Un pays aux ambitions sans limites


Depuis quatre ans, l'Arabie saoudite a ouvert ses frontières et veut attirer des millions de visiteurs d’ici 2030. En dépit d’atouts naturels et culturels indéniables, l’impact écologique de projets colossaux et l’image peu démocratique du pays pourraient freiner les ambitions sans limites du royaume wahhabite.


Rédigé par Jean-François RUST le Mercredi 20 Novembre 2024

Al Ula est la tête de pont du tourisme d'Arabie Saoudite. Impossible d’échapper à cette destination qui agrège le meilleur des atouts naturels et culturels du pays - Photo J.-.F.R.
Al Ula est la tête de pont du tourisme d'Arabie Saoudite. Impossible d’échapper à cette destination qui agrège le meilleur des atouts naturels et culturels du pays - Photo J.-.F.R.
Recevoir 100 millions de touristes en 2030. Voilà le cap fixé par l'Arabie saoudite depuis que le pays a décidé de passer d’une économie exclusivement pétrolière à un mix élargi aux nouvelles énergies, à la logistique et… au tourisme.

Tel est le choix de Mohammed ben Salmane pour son royaume, prince héritier résolu à bousculer les conservatismes pour préparer l’avenir et à affirmer une stature d’homme d’Etat réfractaire à toute contestation - l’affaire Khashoggi, journaliste dissident assassiné par le pouvoir en fut une preuve terrifiante.

Si l’argent ne peut pas tout acheter, au moins donne-t-il des moyens illimités.

Le fonds souverain du royaume, gavé par les dividendes pétroliers amassés depuis des lustres, finance trois projets touristiques hors normes : The Red Sea, Neom et Diriyah.

The Red Sea, 50 hôtels et 1 000 résidences en Arabie Saoudite

The Red Sea est le plus avancé.

A trois heures de route d’Al Ula (voir plus loin), il prévoit la construction de 50 hôtels et 1 000 résidences, au bord de la mer Rouge et sur une vingtaine d’îles désertes.

Un aéroport international et six resorts ont déjà ouvert en 2022 et les plus grandes chaînes hôtelières, Hyatt, Raffles, Carlton, Accor… ont signé des accords de partenariat.

Vendu comme « écologique », le projet vise le marché de l’hyper luxe.
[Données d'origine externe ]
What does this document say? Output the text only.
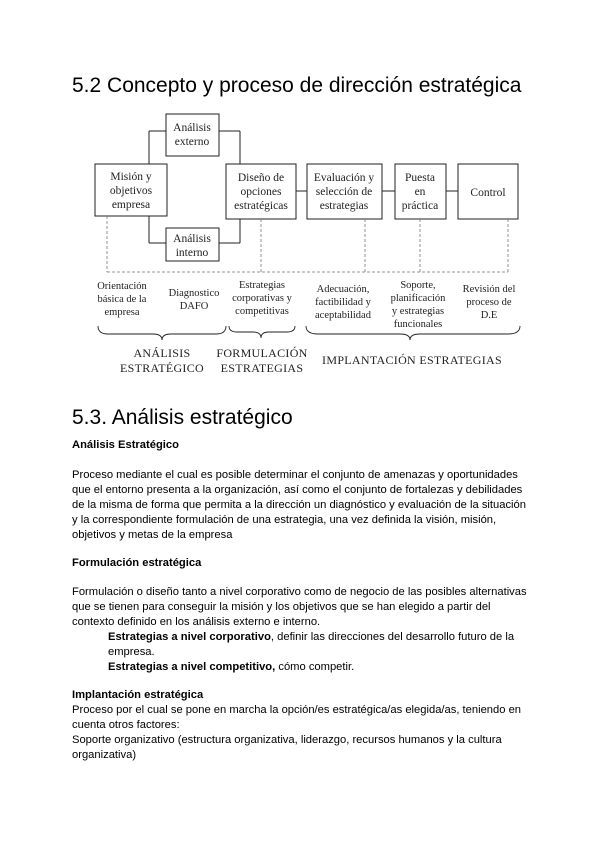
5.2 Concepto y proceso de dirección estratégica
Misión y
objetivos
empresa
Análisis
externo
Análisis
interno
Diseño de
opciones
estratégicas
Evaluación y
selección de
estrategias
Puesta
en
práctica
Control
Orientación
básica de la
empresa
Diagnostico
DAFO
Estrategias
corporativas y
competitivas
Adecuación,
factibilidad y
aceptabilidad
Soporte,
planificación
y estrategias
funcionales
Revisión del
proceso de
D.E
ANÁLISIS
ESTRATÉGICO
FORMULACIÓN
ESTRATEGIAS
IMPLANTACIÓN ESTRATEGIAS
5.3. Análisis estratégico

Análisis Estratégico

Proceso mediante el cual es posible determinar el conjunto de amenazas y oportunidades

que el entorno presenta a la organización, así como el conjunto de fortalezas y debilidades

de la misma de forma que permita a la dirección un diagnóstico y evaluación de la situación

y la correspondiente formulación de una estrategia, una vez definida la visión, misión,

objetivos y metas de la empresa

Formulación estratégica

Formulación o diseño tanto a nivel corporativo como de negocio de las posibles alternativas

que se tienen para conseguir la misión y los objetivos que se han elegido a partir del

contexto definido en los análisis externo e interno.

Estrategias a nivel corporativo, definir las direcciones del desarrollo futuro de la

empresa.

Estrategias a nivel competitivo, cómo competir.

Implantación estratégica

Proceso por el cual se pone en marcha la opción/es estratégica/as elegida/as, teniendo en

cuenta otros factores:

Soporte organizativo (estructura organizativa, liderazgo, recursos humanos y la cultura

organizativa)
On s’interroge : qu’y a-t-il d’écologique à défigurer une zone vierge pour le seul plaisir de clients fortunés, même si l’on promet des transferts en véhicules électriques entre l’aéroport et les hôtels ?

Lire aussi : Futuroscopie - Déserts : du mythe à la mise en scène touristique 🔑

Nouvelles destinations-vacances

Le second projet est encore plus fou. Néom prévoit l’aménagement de 450 km de côtes, près de la Jordanie et du Sinaï.
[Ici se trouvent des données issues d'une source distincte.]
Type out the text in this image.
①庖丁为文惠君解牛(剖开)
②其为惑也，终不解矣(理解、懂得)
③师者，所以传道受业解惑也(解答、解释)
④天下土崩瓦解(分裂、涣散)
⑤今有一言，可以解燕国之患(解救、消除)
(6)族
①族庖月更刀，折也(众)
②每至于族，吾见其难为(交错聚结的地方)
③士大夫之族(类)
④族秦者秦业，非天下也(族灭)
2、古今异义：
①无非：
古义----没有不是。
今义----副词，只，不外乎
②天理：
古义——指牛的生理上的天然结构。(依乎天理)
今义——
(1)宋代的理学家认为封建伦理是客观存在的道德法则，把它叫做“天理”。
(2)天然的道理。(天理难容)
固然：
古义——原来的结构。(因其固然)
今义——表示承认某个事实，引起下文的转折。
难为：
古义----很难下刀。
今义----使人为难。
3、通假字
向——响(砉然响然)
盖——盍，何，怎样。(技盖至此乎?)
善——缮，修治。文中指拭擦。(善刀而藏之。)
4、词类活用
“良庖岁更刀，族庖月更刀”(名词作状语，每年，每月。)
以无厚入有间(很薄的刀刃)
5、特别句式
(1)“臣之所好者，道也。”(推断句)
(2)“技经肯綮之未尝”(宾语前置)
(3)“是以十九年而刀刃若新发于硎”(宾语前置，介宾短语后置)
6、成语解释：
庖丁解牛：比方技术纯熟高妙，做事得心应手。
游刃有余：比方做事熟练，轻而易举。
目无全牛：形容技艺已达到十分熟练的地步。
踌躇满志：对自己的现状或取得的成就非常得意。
Objectif : créer de toutes pièces une destination-vacances et une nouvelle aire d’habitat. Le projet est déjà sur les rails.

Néom comprendra la création d’une station de ski dans les montagnes de l’arrière-pays et la construction de The Line, une « barre » habitée futuriste de… 170 km de long, desservie par un train à haute vitesse. Capacité : 9 millions d’habitants !

Diriyah Destination est la troisième idée pour atteindre 100 millions de visiteurs - pèlerins de La Mecque et touristes nationaux inclus.

Dans cette ville située à 20 minutes de la capitale, Riyadh, un pôle de loisirs de 1 200 boutiques et restaurants, avec une vingtaine de musées et d’hôtels d’ultra luxe, est annoncé. Diriyah sera reliée à la capitale par métro. Titanesque.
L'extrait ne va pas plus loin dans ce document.